What to put in your in-case-of-death file

One place your family can turn to if you are gone or cannot speak for yourself. Gather these, keep them together, and tell one person where they are.

Legal documents

  • Will and any updates to it
  • Durable power of attorney
  • Healthcare directive / living will
  • Trust documents
  • Birth certificate and Social Security card

Money and accounts

  • Bank and investment account list
  • Retirement accounts and pensions
  • Life insurance policies
  • Debts and loans
  • Recent tax returns

Home and property

  • Property deed or lease
  • Mortgage and loan papers
  • Vehicle titles
  • Home and auto insurance
  • Safe or safe-deposit box location and key

Personal and final wishes

  • Funeral or burial wishes
  • A letter to your family
  • Key contacts (attorney, advisor, agent)
  • Where passwords and digital accounts live
  • Pet care instructions

Say where it is, not just what it is.
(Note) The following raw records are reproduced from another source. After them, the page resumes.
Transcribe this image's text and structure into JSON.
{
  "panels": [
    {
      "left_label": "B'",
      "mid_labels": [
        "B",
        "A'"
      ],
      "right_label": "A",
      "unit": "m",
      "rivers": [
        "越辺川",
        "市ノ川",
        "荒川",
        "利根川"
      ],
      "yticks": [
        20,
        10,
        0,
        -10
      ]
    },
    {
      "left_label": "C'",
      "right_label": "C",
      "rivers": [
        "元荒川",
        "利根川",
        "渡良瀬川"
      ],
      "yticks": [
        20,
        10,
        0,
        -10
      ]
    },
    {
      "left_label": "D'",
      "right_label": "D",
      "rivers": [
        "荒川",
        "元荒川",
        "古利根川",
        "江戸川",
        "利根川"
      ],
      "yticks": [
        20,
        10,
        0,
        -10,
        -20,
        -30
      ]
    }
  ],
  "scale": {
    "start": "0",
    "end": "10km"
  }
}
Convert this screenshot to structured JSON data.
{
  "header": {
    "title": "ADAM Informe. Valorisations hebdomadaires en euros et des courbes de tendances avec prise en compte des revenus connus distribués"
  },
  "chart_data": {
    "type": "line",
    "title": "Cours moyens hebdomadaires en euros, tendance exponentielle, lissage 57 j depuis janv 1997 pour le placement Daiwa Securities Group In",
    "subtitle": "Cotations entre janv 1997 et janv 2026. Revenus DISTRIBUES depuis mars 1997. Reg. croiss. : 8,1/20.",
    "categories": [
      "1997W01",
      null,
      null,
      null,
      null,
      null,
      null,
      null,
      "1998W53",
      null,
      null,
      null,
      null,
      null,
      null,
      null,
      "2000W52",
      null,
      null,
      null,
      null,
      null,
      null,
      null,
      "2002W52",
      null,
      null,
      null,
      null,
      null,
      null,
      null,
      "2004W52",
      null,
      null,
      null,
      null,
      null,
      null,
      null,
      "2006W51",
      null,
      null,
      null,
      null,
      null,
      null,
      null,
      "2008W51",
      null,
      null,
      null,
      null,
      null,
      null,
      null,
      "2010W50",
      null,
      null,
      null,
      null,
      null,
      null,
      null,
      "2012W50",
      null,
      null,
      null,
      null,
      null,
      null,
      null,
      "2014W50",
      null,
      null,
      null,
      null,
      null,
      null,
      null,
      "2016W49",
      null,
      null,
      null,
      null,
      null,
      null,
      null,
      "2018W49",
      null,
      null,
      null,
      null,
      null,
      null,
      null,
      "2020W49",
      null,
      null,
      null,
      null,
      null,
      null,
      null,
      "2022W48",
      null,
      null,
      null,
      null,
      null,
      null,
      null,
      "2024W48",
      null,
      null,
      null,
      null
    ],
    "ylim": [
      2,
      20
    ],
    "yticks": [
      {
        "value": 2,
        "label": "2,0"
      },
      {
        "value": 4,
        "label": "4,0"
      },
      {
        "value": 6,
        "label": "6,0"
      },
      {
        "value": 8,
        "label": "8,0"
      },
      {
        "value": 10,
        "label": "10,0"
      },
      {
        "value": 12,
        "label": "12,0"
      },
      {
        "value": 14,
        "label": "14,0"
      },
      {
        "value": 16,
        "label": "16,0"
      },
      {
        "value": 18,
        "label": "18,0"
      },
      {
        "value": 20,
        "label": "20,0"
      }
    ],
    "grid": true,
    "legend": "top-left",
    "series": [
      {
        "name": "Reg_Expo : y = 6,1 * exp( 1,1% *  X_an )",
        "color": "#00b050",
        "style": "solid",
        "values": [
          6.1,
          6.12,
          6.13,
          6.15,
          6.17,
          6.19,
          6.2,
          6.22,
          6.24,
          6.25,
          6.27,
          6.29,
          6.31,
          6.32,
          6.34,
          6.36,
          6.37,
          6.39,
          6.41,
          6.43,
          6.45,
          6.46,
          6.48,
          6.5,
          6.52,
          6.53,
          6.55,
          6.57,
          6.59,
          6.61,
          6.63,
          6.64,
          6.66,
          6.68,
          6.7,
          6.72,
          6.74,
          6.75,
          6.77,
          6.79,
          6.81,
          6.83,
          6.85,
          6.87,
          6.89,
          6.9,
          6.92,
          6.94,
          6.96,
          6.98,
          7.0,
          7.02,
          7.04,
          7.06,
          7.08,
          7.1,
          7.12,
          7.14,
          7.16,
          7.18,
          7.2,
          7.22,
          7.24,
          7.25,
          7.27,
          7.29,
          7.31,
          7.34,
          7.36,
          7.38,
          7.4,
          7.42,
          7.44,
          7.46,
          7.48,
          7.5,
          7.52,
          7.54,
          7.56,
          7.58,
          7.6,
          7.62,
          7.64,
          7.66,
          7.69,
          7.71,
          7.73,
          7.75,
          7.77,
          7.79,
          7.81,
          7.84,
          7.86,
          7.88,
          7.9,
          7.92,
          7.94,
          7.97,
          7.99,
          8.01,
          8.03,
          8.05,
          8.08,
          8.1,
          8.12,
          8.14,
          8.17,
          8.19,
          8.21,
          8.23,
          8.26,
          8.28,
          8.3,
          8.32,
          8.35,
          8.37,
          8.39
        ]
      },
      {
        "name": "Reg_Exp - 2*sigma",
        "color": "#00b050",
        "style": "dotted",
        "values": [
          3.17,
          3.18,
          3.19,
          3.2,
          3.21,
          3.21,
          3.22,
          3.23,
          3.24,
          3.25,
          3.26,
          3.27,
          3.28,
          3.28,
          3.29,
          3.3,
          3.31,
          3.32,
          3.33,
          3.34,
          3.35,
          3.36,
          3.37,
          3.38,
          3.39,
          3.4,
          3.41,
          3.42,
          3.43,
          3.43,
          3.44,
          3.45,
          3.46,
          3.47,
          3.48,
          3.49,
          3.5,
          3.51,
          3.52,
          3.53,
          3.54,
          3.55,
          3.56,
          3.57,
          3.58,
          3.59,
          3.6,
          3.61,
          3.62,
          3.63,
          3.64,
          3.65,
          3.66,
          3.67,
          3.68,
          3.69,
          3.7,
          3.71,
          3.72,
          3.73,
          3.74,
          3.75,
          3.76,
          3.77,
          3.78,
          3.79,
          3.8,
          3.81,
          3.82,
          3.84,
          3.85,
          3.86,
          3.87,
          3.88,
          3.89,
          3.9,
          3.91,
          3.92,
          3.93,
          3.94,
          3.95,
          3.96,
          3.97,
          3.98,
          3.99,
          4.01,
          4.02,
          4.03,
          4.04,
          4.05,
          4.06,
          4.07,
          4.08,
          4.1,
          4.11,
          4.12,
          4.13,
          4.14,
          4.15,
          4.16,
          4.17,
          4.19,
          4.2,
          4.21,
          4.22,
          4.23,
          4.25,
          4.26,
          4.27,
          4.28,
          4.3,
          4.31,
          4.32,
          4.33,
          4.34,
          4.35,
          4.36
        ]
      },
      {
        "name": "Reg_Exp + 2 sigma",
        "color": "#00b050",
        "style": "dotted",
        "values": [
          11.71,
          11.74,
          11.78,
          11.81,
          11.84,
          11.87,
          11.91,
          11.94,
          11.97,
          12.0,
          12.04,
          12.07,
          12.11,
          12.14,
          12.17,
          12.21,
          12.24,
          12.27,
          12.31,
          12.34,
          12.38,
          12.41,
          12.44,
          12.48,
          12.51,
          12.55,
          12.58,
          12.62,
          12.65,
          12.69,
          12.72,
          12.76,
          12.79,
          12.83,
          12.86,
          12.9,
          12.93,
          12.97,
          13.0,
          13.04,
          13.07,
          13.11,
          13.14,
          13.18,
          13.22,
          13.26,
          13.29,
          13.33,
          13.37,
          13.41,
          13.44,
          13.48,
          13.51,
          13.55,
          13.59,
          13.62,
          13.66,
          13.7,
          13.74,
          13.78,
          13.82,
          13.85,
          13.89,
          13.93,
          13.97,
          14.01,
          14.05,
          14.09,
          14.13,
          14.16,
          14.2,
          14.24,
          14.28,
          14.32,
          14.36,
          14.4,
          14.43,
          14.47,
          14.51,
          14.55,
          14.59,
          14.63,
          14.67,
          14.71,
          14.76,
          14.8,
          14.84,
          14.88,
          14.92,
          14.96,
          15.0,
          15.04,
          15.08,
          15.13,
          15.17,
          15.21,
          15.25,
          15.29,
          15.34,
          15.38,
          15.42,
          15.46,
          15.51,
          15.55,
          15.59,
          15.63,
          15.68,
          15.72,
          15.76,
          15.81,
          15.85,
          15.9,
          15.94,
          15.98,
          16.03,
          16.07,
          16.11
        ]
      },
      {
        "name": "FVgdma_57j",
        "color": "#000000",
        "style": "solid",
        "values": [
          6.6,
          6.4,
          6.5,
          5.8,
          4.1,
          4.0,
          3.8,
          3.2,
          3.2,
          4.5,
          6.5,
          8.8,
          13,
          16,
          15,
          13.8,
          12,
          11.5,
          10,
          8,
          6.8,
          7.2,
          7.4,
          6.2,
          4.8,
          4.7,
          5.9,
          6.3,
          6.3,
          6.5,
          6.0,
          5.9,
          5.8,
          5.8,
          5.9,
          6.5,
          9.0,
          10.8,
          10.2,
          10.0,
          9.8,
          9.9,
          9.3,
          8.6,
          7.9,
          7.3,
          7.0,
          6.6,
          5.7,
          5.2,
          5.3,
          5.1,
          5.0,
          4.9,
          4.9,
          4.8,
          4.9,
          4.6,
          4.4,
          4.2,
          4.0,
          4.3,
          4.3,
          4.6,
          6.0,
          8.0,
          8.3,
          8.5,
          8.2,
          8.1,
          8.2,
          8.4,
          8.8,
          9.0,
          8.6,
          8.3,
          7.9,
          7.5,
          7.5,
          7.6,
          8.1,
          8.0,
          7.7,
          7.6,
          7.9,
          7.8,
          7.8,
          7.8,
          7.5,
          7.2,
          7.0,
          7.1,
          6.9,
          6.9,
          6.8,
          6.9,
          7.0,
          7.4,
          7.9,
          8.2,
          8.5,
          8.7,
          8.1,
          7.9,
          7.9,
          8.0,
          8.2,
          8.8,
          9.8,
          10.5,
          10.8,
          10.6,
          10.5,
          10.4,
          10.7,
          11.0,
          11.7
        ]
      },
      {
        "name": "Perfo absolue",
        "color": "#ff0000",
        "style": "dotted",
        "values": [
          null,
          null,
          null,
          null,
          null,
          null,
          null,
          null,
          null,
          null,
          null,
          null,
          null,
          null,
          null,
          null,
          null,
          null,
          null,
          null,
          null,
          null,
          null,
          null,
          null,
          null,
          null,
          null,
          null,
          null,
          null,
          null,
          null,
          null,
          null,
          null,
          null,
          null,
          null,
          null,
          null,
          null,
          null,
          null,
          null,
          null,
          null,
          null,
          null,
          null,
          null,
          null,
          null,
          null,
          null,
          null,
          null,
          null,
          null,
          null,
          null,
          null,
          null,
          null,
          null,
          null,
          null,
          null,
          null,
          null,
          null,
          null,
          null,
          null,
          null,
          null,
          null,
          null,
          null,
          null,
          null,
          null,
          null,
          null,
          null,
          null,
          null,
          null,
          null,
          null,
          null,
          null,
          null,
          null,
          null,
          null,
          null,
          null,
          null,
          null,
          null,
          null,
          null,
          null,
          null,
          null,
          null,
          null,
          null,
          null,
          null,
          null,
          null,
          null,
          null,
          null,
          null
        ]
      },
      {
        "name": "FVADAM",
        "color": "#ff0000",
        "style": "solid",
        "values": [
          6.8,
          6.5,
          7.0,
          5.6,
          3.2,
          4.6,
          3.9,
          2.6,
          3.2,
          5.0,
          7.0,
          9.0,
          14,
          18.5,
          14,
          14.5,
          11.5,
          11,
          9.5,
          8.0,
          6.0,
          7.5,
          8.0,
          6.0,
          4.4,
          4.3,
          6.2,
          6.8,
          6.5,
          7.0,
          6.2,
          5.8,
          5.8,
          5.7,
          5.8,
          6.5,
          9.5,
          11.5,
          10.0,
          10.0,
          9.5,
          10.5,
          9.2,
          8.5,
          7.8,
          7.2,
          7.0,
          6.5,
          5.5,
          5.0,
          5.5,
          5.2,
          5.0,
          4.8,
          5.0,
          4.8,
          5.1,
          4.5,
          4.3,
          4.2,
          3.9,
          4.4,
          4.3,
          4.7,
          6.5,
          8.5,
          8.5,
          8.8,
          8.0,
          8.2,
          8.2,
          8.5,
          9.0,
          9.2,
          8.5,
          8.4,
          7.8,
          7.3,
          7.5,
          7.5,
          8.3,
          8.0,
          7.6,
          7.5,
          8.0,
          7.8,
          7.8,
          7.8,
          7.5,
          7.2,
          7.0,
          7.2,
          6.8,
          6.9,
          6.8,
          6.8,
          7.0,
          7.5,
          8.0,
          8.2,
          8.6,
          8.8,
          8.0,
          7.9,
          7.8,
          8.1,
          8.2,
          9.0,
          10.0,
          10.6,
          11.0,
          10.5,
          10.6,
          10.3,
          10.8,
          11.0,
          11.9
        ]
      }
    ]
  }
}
A binder no one can find helps no one. Tell at least one trusted person where this lives and how to open it.

Keep passwords out of plain paper. A written list of logins in a drawer is a risk. Note where your passwords live, in a manager or a sealed record, rather than the passwords themselves.

Printed and kept where you will see it, this does its job. If you would rather it live somewhere your whole family can reach, that is what MyLifePapers is for.

Common questions

Paper binder or digital?

Either can work; what matters is that it is complete, current, and reachable by the right person. Paper is easy to find but easy to lose or read. A locked file is safe but only if someone can get in. The ideal is one place that is both protected and shareable with the family you choose.

Who should know it exists?

At least one person you trust completely, and ideally whoever you have named as executor. They do not need to see the contents now, only to know it exists and how to reach it when the time comes.